2004年に米国・ニューヨークで始まった「Advertising Week」は、2016年から東京を舞台に「Advertising Week Asia」が開催され、今回は連続6回目の開催にあたる。「Advertising Week Asia」に登壇したスピーカー5名に「広告ビジネスにおけるイノベーション」をテーマに、4つの質問を投げかける。
あらゆる産業において、顧客の変化に合わせて、ビジネスの形自体を大きく変えざるを得ない状況が生まれています。 そのひとつの活動がDXの推進ですが、目指すべきゴールが見えなければ、デジタルのような手段は活用ができません。それでは、「広告・メディア」ビジネスは、いったい何をゴールに時代に合わせた進化を遂げればいいのでしょうか。広告ビジネスのど真ん中にいる方、テクノロジーの力をもって新しく広告ビジネスに参入してくるプレイヤーなど「Advertising Week Asia」に参加するメンバーに一問一答形式で回答してもらいました。

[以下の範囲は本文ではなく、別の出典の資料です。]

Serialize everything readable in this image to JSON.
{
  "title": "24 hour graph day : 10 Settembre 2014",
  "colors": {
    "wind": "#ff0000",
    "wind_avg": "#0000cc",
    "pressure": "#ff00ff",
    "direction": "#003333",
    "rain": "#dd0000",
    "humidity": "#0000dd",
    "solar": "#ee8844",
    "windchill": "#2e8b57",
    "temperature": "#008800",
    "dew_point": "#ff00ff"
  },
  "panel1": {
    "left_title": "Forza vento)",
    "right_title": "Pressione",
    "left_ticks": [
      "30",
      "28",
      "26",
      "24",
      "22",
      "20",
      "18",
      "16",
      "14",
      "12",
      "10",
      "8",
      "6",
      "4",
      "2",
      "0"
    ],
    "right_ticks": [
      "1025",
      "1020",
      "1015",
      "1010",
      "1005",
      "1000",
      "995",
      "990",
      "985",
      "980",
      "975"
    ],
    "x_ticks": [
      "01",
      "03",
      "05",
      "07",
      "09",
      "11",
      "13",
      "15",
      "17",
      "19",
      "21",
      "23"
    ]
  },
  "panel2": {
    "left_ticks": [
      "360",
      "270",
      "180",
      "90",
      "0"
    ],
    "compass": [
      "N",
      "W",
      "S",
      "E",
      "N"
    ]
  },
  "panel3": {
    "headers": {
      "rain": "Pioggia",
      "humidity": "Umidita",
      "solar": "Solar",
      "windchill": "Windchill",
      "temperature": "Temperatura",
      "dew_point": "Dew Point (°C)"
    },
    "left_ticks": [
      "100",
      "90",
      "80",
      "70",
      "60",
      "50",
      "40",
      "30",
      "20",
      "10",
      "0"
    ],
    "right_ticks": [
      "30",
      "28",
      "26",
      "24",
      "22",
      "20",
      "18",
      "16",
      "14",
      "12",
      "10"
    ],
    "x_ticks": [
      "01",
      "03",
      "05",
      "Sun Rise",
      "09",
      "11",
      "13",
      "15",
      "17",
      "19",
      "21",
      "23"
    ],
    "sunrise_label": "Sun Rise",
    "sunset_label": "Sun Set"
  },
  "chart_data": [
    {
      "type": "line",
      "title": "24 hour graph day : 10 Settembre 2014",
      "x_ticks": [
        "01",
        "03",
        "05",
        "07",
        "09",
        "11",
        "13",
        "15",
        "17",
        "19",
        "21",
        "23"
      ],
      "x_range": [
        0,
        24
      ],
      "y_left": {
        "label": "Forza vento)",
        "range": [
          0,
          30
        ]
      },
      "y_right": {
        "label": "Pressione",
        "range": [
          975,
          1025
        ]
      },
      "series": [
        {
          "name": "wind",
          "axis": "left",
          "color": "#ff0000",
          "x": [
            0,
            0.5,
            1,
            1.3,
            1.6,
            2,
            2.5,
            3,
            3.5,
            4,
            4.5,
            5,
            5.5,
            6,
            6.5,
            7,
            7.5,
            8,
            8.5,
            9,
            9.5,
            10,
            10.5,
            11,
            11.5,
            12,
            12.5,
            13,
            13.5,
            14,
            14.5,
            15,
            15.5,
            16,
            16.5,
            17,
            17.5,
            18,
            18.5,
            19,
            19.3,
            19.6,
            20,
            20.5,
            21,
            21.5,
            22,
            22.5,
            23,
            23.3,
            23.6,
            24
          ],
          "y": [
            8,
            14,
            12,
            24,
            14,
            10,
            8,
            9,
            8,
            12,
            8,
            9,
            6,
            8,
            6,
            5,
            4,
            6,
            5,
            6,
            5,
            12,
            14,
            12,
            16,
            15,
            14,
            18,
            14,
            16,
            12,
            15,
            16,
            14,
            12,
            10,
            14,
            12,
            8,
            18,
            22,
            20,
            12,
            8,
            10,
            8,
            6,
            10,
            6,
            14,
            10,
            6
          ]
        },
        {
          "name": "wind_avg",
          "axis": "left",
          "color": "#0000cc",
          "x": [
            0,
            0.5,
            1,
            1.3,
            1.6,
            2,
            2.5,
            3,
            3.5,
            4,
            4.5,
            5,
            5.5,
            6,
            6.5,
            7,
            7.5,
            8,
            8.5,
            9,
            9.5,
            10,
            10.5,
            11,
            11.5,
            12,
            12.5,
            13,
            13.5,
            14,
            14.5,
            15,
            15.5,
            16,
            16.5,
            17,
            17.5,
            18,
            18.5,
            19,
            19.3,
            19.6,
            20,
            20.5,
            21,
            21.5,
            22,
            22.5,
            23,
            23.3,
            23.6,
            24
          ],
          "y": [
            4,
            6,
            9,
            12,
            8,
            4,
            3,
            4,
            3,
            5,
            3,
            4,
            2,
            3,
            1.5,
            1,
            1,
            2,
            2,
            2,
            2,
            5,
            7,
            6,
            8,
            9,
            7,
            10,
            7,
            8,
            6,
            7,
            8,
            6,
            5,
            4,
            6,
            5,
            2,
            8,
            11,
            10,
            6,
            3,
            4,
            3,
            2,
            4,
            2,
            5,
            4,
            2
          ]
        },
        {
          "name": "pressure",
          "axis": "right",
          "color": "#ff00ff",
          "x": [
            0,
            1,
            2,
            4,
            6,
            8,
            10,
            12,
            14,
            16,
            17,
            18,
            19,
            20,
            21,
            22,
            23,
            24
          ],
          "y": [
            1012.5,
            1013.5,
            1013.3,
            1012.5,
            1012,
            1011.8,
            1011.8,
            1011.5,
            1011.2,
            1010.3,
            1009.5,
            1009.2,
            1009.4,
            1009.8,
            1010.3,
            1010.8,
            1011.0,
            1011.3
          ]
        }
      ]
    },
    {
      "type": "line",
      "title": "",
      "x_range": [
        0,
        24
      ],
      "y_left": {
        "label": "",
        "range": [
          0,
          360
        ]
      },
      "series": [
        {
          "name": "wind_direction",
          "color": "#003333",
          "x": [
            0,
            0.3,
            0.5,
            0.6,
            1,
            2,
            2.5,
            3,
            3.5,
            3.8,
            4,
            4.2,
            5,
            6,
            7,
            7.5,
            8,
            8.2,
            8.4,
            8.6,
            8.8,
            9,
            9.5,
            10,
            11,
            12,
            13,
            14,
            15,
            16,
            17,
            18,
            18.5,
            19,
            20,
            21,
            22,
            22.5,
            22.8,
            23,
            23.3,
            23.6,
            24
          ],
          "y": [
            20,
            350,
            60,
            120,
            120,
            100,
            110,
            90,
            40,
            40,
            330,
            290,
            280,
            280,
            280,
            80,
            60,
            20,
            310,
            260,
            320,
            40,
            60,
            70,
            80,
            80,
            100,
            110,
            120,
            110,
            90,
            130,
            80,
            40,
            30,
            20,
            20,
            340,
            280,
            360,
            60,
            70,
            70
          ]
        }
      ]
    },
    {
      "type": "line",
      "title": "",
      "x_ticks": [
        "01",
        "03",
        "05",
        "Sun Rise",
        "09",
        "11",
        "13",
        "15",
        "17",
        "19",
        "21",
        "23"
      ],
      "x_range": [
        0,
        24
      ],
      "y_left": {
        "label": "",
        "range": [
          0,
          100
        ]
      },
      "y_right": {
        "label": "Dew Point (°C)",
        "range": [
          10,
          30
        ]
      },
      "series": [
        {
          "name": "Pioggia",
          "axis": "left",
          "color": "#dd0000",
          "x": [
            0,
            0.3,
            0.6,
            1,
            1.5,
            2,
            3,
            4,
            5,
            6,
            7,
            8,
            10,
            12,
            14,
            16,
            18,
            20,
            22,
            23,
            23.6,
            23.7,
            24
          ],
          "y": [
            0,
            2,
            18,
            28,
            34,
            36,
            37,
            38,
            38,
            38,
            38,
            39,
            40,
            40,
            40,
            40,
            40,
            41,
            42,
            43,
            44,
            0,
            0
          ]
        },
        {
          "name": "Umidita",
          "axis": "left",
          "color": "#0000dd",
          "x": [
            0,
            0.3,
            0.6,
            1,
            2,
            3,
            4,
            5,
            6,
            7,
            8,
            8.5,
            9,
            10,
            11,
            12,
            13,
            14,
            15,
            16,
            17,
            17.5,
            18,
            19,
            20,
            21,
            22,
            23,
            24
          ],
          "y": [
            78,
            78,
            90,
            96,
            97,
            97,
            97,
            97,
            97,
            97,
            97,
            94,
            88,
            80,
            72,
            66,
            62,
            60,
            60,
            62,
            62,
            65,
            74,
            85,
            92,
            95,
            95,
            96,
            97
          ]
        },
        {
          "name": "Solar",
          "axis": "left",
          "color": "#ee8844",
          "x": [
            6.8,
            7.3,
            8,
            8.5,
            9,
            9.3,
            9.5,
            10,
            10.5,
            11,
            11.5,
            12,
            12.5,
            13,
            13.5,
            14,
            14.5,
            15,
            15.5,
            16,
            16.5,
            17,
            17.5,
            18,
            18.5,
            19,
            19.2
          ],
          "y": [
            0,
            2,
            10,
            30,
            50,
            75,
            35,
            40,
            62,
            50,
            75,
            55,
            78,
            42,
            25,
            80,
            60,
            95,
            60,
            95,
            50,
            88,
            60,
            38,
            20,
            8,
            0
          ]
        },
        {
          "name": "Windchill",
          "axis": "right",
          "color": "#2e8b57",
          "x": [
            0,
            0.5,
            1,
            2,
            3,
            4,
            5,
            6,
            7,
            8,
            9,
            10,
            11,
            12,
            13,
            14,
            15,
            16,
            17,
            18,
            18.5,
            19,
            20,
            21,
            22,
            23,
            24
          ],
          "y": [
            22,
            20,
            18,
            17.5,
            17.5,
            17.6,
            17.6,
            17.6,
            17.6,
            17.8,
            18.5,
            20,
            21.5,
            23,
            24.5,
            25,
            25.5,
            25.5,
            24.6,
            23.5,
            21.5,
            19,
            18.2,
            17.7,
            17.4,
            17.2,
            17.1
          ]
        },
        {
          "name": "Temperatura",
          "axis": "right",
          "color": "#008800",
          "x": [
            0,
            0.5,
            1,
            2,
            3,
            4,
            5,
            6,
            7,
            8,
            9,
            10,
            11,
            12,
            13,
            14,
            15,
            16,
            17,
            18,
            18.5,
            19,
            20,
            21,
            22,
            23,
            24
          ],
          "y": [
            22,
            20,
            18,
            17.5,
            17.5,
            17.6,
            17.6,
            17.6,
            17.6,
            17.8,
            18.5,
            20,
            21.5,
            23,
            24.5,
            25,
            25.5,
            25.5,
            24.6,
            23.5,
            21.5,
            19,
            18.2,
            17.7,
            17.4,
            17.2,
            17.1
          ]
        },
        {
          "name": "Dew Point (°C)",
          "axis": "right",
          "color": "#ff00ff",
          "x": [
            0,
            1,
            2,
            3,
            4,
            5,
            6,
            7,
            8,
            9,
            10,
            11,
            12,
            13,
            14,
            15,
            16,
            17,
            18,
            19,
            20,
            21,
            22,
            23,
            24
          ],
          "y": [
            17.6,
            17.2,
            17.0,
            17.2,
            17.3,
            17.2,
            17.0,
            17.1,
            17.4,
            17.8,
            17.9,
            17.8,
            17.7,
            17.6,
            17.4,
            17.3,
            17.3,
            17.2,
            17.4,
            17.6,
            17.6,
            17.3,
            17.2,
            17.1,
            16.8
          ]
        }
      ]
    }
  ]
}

今回の質問は「日本の広告メディアビジネスの最大の課題は何だと思いますか?」です。
Question「日本の広告メディアビジネスの最大の課題は何だと思いますか?」
【安藤氏のAnswer】
日本では一般に、広告は「費用」と捉えられる傾向が強いのではないでしょうか。しかし本来、広告は事業成長にとっての「投資」(=成長につながる限り拡大していくもの)であるべきだと思います。
では、なぜ「費用」とされてしまうのか。それは、広告取引が広告の目的である「効果」最大化ということに適応しきれていないことにも一因があります。
デジタル環境の進展で、企業の提供価値は「モノ」から「サービス」へ転換していく、といわれています。たとえば自動車業界では「クルマ」から「モビリティサービス」へ、です。広告はどうでしょうか。広告は有形(tangible)ではないものの、「枠」取引はあえて言えば「モノ」取引的な側面があります。広告ビジネスも広告をすること自体ではなく、広告をしたことによる「効果」最大化を軸とした「サービス」に変わっていくでしょう。
博報堂DYグループでは、広告ビジネスを「モノ」から「サービス」に変えるべくAaaS(Advertising as a Service)という概念を提唱しています。
日本の広告メディアビジネスにかかわる私たち(広告主・媒体社・広告会社)はともに、広告が事業成長につながる「投資」と捉えられる環境を整備していくべきだと考えます。